By Kathy Walsh
DENVER (CBS4) – Rocky Mountain Hospital for Children (RMHC) is crowded with infants suffering from a respiratory virus called RSV, respiratory syncytial virus. Doctors want to get the word out that it is spreading and could be serious, even deadly, for some infants.
CBS4 Health Specialist Kathy Walsh visited RMHC where half of the babies in the pediatric intensive care unit are struggling with RSV.

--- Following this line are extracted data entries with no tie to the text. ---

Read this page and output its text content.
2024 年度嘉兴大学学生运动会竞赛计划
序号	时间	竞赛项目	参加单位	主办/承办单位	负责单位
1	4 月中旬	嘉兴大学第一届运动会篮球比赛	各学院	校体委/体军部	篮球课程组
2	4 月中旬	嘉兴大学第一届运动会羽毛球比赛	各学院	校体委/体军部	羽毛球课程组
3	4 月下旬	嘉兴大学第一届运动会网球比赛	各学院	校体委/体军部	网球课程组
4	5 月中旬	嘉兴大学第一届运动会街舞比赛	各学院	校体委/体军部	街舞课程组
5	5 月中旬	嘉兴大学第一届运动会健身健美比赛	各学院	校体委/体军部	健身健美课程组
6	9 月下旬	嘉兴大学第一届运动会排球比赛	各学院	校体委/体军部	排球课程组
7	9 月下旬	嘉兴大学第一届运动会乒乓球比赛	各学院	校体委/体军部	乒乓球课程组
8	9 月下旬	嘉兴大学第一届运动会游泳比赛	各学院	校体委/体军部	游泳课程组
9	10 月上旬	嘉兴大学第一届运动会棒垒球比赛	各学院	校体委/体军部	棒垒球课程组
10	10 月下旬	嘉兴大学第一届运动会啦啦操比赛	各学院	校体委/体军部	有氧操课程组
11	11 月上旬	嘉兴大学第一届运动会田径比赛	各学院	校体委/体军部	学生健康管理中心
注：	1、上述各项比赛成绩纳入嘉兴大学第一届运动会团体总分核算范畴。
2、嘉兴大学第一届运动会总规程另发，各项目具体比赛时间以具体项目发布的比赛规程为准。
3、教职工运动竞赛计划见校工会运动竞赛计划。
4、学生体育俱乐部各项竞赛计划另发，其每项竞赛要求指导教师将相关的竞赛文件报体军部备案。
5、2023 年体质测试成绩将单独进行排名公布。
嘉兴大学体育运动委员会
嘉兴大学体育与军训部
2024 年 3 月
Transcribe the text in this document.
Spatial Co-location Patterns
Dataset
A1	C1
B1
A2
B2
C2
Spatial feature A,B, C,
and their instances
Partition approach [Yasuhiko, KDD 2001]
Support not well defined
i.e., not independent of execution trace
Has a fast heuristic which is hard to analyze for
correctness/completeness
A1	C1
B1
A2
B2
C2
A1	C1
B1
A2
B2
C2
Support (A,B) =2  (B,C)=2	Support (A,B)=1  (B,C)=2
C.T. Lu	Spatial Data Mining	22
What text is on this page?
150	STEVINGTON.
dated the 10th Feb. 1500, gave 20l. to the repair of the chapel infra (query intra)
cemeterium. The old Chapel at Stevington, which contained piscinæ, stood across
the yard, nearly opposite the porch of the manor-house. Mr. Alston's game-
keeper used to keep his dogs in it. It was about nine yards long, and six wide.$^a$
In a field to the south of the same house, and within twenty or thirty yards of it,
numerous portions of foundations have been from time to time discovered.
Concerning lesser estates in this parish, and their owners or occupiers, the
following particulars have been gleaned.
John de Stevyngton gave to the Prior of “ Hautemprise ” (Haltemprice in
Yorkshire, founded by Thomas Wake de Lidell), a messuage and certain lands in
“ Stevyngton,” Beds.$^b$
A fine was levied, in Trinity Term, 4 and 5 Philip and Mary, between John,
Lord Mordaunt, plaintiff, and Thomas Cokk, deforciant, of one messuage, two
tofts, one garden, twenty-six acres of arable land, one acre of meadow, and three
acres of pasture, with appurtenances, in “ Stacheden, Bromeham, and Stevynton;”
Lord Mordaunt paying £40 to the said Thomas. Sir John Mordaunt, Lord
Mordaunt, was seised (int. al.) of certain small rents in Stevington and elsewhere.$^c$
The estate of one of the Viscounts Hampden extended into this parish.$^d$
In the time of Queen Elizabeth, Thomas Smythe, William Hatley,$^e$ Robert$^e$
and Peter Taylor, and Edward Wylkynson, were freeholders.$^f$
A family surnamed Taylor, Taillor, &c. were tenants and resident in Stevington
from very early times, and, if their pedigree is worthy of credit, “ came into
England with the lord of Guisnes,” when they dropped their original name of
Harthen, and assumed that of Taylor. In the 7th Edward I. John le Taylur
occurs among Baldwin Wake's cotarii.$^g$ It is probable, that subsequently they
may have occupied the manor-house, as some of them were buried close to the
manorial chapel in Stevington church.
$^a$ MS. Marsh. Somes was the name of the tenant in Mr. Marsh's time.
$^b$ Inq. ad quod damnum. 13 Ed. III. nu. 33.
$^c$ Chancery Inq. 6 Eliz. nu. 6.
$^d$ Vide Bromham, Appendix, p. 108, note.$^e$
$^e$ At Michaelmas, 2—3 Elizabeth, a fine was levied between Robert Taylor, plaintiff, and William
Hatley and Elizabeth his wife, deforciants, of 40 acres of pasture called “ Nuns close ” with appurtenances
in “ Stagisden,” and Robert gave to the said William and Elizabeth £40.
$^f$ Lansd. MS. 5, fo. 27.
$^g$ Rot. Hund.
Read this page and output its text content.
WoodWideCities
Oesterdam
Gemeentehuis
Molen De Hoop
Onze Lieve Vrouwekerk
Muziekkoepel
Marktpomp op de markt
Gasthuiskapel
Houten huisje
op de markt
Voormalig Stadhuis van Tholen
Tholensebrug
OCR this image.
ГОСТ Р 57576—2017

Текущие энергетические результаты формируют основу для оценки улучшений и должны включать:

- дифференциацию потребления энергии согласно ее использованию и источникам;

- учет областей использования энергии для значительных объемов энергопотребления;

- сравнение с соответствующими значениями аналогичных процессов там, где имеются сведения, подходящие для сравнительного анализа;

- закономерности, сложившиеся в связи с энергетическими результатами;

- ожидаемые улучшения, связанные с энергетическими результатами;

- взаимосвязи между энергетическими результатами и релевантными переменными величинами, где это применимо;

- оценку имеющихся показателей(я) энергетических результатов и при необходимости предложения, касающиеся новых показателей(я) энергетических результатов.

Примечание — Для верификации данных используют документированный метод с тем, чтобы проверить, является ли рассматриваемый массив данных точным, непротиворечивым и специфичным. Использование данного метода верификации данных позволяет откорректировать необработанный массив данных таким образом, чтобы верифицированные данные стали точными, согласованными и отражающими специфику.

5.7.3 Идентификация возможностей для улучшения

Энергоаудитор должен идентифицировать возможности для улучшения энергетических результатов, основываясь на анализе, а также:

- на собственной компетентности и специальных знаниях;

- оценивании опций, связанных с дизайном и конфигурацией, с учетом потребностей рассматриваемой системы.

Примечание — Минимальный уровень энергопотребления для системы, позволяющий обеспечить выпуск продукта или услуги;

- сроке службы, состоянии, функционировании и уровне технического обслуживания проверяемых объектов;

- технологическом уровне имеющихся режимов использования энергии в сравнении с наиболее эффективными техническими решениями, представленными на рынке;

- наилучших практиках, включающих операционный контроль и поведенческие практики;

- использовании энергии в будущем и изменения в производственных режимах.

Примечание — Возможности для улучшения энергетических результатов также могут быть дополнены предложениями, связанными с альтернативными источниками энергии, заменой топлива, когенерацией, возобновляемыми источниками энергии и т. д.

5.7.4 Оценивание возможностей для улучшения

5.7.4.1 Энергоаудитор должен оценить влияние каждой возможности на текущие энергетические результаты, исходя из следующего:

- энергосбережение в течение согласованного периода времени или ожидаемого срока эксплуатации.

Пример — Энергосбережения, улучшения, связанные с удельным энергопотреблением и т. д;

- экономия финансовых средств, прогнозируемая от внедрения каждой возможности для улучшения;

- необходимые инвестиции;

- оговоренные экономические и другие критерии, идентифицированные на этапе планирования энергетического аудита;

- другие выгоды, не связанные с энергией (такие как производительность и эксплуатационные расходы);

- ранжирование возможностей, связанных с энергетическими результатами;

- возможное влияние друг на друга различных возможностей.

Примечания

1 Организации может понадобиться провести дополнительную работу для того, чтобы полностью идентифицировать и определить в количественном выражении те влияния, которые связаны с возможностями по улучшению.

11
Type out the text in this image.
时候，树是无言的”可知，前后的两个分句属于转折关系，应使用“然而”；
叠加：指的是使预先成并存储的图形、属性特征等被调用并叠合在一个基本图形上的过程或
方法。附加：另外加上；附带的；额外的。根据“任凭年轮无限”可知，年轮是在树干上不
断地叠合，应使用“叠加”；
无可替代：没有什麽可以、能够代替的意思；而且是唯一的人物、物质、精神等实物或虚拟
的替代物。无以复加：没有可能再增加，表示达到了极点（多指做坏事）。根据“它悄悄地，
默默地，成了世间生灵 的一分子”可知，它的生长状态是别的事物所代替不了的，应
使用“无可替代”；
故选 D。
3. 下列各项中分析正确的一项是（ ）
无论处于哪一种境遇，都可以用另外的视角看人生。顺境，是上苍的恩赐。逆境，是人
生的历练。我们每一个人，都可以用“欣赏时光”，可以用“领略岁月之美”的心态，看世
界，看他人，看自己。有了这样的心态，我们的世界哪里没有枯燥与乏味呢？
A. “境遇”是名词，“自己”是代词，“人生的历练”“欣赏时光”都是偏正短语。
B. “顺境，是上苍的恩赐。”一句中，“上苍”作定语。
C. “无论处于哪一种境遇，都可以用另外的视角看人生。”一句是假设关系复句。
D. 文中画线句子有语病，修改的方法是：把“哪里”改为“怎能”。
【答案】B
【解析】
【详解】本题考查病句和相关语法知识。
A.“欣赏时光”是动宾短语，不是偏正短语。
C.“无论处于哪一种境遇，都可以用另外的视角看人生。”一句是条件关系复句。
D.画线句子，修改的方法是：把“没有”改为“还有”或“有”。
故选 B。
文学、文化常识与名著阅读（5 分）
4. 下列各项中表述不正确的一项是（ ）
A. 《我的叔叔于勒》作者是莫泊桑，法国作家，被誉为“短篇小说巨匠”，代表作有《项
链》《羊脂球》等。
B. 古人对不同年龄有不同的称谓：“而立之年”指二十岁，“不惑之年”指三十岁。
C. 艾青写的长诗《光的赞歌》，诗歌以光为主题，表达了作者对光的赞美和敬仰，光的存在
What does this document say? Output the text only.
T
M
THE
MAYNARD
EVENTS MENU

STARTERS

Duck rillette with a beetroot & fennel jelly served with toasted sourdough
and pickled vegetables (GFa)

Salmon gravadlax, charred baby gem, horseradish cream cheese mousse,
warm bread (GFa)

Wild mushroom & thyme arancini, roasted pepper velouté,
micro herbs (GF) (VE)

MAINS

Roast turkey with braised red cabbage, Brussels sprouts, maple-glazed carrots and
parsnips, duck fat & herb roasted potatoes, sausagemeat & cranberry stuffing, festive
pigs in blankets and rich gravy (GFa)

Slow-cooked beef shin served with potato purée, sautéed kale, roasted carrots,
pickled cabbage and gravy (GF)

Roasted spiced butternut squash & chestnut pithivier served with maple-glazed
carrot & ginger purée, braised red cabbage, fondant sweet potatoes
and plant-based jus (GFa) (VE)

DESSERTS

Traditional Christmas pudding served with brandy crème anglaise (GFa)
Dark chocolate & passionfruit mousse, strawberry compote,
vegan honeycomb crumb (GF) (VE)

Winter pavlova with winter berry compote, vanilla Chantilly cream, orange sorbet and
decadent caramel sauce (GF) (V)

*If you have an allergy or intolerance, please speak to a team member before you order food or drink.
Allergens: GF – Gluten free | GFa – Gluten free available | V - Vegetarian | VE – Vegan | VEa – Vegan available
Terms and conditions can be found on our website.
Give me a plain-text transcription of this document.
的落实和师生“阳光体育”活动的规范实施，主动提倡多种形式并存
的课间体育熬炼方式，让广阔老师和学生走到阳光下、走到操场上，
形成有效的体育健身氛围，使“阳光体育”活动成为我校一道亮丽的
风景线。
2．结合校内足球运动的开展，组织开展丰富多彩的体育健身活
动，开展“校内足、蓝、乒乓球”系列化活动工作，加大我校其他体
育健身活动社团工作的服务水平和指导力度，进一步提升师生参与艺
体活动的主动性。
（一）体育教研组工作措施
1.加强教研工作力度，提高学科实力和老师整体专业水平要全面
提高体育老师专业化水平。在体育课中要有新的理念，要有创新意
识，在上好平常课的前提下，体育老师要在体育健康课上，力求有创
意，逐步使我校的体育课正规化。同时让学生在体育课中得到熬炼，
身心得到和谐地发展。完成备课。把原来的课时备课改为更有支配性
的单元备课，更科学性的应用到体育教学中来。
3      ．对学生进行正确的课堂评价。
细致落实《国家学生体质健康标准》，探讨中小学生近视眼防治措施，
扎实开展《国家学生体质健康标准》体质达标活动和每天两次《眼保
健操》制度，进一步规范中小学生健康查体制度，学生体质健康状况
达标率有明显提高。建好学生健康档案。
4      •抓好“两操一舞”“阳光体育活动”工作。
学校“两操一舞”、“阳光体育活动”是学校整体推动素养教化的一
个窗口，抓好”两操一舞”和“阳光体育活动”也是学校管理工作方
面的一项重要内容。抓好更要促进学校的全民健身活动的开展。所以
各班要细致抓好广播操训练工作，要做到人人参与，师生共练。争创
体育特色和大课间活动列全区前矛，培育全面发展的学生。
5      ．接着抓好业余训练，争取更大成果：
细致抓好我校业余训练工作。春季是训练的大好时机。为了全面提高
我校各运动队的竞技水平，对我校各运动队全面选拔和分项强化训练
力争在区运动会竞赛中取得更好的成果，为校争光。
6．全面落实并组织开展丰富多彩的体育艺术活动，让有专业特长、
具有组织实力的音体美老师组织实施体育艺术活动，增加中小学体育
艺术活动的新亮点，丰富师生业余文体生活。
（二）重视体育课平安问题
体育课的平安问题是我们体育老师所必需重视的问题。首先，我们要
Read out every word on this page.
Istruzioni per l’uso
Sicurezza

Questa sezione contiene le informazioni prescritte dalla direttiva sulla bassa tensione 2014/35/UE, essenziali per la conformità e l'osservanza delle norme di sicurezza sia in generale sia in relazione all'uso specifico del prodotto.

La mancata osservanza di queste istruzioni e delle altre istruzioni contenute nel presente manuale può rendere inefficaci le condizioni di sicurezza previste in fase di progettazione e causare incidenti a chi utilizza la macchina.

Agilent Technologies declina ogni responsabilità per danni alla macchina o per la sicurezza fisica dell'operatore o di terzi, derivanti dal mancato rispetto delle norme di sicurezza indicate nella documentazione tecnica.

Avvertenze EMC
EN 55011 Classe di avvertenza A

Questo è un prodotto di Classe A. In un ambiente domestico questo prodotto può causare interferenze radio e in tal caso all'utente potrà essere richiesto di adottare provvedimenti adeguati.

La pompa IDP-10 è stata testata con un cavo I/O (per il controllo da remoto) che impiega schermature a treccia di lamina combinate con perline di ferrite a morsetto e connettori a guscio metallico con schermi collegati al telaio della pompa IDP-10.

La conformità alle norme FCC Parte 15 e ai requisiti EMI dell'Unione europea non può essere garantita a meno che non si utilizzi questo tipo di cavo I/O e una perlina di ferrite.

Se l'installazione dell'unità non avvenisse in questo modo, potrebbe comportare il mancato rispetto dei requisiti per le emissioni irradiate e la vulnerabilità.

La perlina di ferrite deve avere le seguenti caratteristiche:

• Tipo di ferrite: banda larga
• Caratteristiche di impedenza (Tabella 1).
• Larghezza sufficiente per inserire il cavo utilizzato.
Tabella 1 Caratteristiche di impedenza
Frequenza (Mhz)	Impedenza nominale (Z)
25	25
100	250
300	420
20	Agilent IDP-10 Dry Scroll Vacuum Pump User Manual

“It’s really tough,” said an emotional Eric Jaquez talking about his sick baby boy.
“I like to think that I can fix most things, but not being able to fix my son,” Jaquez said as he choked back tears.
Two-month-old Julian is in intensive care at RMHC. He had cold symptoms Tuesday that kept getting worse.
“You could tell by his breathing he was really struggling, digging deep, congestion, mucus sound, the wheezing,” said Jaquez.
Julian’s parents took him to urgent care Saturday and then emergency.
“The lungs are supposed to be black, they’re supposed to be full of air,” explained Dr. Tracy Butler, Medical Director of the Pediatric ICU at RMHC.
But X-rays show Julian has collapsed airways. Butler diagnosed him with RSV that typically circulates once a year.
“Usually it’s in the winter months right after that first cold snap hits,” said Butler.
Anyone can get it, but it hits babies under 10 weeks and young children with weakened immune systems hard.
Jaquez never heard about RSV until Julian got sick. Now, he’s become an expert.
“As an adult, we get a form of it as a sinus infection with our mucus, but with them it’s a lot more complicated because their airways and their lungs are so much smaller,” said Jaquez.
Half of the babies in intensive care at RMHC have RSV and some are much sicker than Julian. The virus is extremely contagious and you can get it again and again.
“It can live on surfaces for up to six hours, so really cleaning and keeping your children away from other sick adults and or kids is half the battle,” said Butler.
The advice from worried dad Jaquez is, “(Use) precaution. Take them in, get them checked out because it never hurts.”
Doctors aren’t sure why, but RSV trends every other year. Butler said this is the year for higher incidence of the virus and this is just the beginning.